Foto: Câmara dos Deputados

Cassam quem denuncia. Protegem quem manda matar.

O Brasil vive um teatro cínico no coração do Parlamento. De um lado, Glauber Braga, deputado combativo, é perseguido e corre o risco real de cassação por ter reagido a provocações explícitas de um militante do MBL. Do outro, Chiquinho Brazão — preso como mandante do assassinato de Marielle Franco — segue com seu processo parado, estagnado no escaninho da hipocrisia, blindado por uma rede de conveniências que atravessa partidos, gabinetes e silêncios.

O Conselho de Ética, que deveria ser guardião da moral parlamentar, agiu com impressionante presteza ao votar, em sete horas de sessão tumultuada, pela cassação de Glauber Braga. Treze votos favoráveis, cinco contrários, e um recado claro: gritar contra o sistema custa caro. Glauber não é acusado de desvio de verba, de rachadinha, de conluio com milicianos. Foi denunciado por reagir fisicamente a um provocador profissional — Gabriel Costenaro —, num episódio que, embora reprovável, não se compara, em nenhum aspecto, às gravíssimas faltas que o mesmo Conselho se recusa a enfrentar com a mesma urgência.

Enquanto isso, o caso de Chiquinho Brazão permanece num limbo constrangedor. Já preso, denunciado formalmente como mandante do homicídio de uma parlamentar, seu processo de cassação não anda. Não vai ao Plenário. Não provoca greves de fome. Não mobiliza líderes partidários. O crime político mais grave desde a redemocratização do país parece não merecer a mesma pressa, nem o mesmo ímpeto punitivo. A pergunta que se impõe é simples e brutal: por que cassar Glauber é urgente, mas julgar Brazão pode esperar?

Luiza Erundina, símbolo da ética e da coerência em mais de meio século de vida pública, sentou-se ao lado de Glauber em sua greve de fome.

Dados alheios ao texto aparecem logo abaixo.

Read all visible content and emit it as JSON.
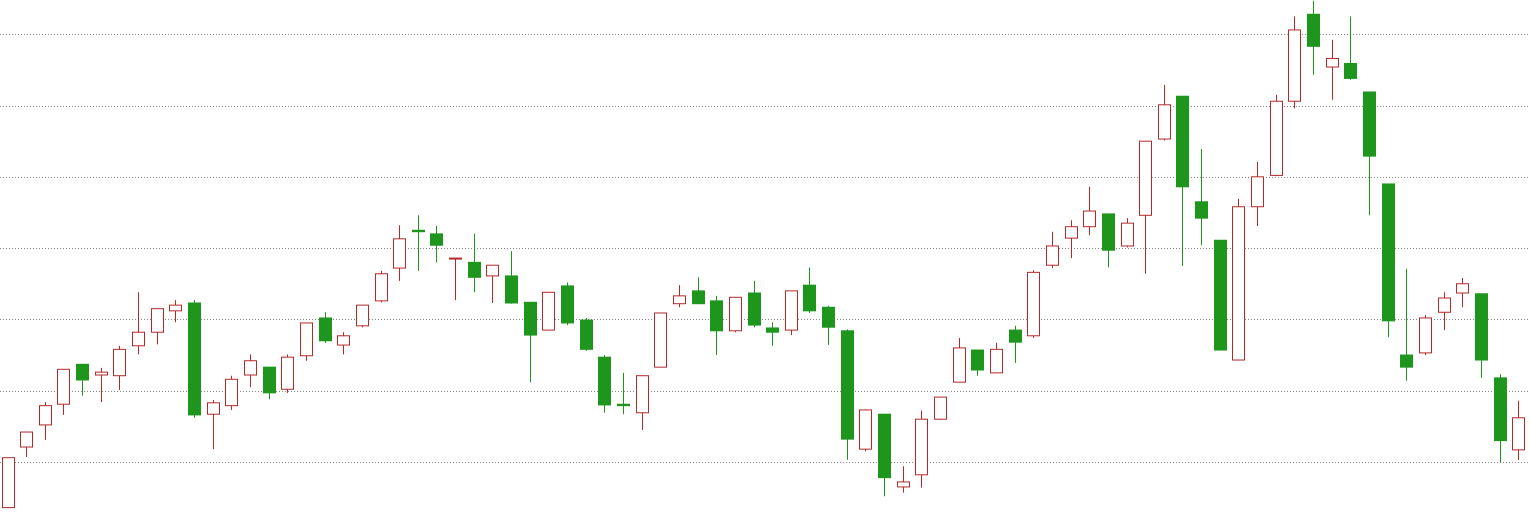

Aos 90 anos, emprestou sua biografia à denúncia viva da injustiça. Seu gesto não é de apoio político — é um grito moral. Ela, que enfrentou a ditadura, o machismo e os abusos de todos os espectros ideológicos, sabe reconhecer quando a democracia está sendo ferida em seu nervo mais sensível: o direito de existir como oposição, o direito de resistir.

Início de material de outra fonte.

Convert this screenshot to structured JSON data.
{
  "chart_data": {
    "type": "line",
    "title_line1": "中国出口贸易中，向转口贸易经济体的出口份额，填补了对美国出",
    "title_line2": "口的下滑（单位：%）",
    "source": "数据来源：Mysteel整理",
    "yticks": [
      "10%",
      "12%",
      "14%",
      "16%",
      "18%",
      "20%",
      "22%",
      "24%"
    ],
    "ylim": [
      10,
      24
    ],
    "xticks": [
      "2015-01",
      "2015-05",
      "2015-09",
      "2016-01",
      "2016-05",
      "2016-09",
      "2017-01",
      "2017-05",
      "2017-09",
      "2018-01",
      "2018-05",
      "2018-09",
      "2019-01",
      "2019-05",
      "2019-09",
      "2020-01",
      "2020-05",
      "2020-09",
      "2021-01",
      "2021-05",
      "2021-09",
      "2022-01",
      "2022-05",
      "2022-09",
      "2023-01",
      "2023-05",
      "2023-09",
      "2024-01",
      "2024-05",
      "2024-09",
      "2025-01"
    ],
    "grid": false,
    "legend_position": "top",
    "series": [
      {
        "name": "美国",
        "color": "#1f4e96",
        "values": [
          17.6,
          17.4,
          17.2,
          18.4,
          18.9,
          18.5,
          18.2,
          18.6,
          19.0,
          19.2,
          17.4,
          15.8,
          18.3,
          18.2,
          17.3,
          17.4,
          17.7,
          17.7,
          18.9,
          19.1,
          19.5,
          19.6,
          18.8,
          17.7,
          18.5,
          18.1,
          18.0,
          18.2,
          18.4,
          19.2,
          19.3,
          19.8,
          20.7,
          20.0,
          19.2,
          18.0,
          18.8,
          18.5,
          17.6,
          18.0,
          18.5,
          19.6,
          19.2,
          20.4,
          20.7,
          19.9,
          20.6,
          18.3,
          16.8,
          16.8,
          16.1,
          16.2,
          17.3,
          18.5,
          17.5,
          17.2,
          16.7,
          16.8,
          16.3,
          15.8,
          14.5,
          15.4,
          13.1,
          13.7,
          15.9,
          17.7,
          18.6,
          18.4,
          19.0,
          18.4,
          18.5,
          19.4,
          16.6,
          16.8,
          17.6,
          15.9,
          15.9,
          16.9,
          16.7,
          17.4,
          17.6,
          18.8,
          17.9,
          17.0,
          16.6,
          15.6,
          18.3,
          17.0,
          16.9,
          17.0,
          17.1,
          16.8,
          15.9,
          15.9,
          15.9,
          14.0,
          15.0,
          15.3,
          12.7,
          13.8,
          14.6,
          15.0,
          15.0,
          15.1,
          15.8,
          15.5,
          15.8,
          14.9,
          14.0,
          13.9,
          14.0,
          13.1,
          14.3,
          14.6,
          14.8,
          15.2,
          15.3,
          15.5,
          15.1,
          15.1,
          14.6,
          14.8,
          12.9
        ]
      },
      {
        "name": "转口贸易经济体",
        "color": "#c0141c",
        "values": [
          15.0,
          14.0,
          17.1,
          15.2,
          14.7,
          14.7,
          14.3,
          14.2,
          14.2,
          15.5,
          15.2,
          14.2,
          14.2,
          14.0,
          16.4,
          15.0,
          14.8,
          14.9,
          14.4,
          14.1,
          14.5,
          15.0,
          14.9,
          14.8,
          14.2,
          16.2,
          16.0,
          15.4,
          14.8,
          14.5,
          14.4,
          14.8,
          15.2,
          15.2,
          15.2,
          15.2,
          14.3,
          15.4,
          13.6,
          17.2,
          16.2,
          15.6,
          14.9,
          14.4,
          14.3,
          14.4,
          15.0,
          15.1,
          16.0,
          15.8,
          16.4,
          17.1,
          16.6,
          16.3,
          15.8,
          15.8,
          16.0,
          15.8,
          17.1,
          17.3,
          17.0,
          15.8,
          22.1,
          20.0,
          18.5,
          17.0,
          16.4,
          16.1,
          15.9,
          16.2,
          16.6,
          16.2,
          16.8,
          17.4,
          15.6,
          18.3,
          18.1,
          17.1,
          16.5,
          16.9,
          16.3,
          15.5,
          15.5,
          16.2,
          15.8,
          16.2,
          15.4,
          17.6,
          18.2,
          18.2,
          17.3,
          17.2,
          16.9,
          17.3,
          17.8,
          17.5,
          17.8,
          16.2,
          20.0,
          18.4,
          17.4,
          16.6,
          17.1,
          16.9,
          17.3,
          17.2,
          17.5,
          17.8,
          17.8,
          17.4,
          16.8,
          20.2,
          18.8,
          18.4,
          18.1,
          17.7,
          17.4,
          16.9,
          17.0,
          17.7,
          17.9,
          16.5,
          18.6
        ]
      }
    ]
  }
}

Se cassarem Glauber, não será por decoro. Será por ousadia. Por ter denunciado o orçamento secreto. Por ter apontado o dedo onde ninguém mais ousa. Por ter exposto os bastidores de uma política suja, em que a punição atinge quem fala alto, enquanto a proteção é garantida a quem manda calar — até com tiros.

O Plenário da Câmara será, mais uma vez, posto à prova. Não se trata apenas de um julgamento de mandato, mas de uma escolha histórica: ou se reafirma como espaço de pluralidade e justiça, ou se afunda de vez como palco da covardia institucional.

Porque a mensagem que se desenha neste momento é devastadora: quem denuncia é cassado; quem manda matar segue blindado. E a democracia brasileira não suportará por muito mais tempo conviver com essa inversão brutal de valores.

Glauber pode ser derrotado no voto. Mas, na consciência histórica, quem perderá será a Câmara dos Deputados. A mesma que cala diante do assassinato político mais brutal da nossa história recente e corre para silenciar um dos poucos que ainda têm coragem de falar em nome do povo — e não dos conchavos.

Fabrício Correia é escritor, crítico de cinema, jornalista, historiador e professor universitário. Presidiu a Academia Joseense de Letras e integra a União Brasileira de Escritores – UBE e a Academia Brasileira de Cinema. É CEO da Kocmoc New Future, responsável pela agência de notícias, “Conversa de Bastidores” e o portal de entretenimento “Viva Noite”. Apresenta o programa “Vale Night” na TH+ SBT.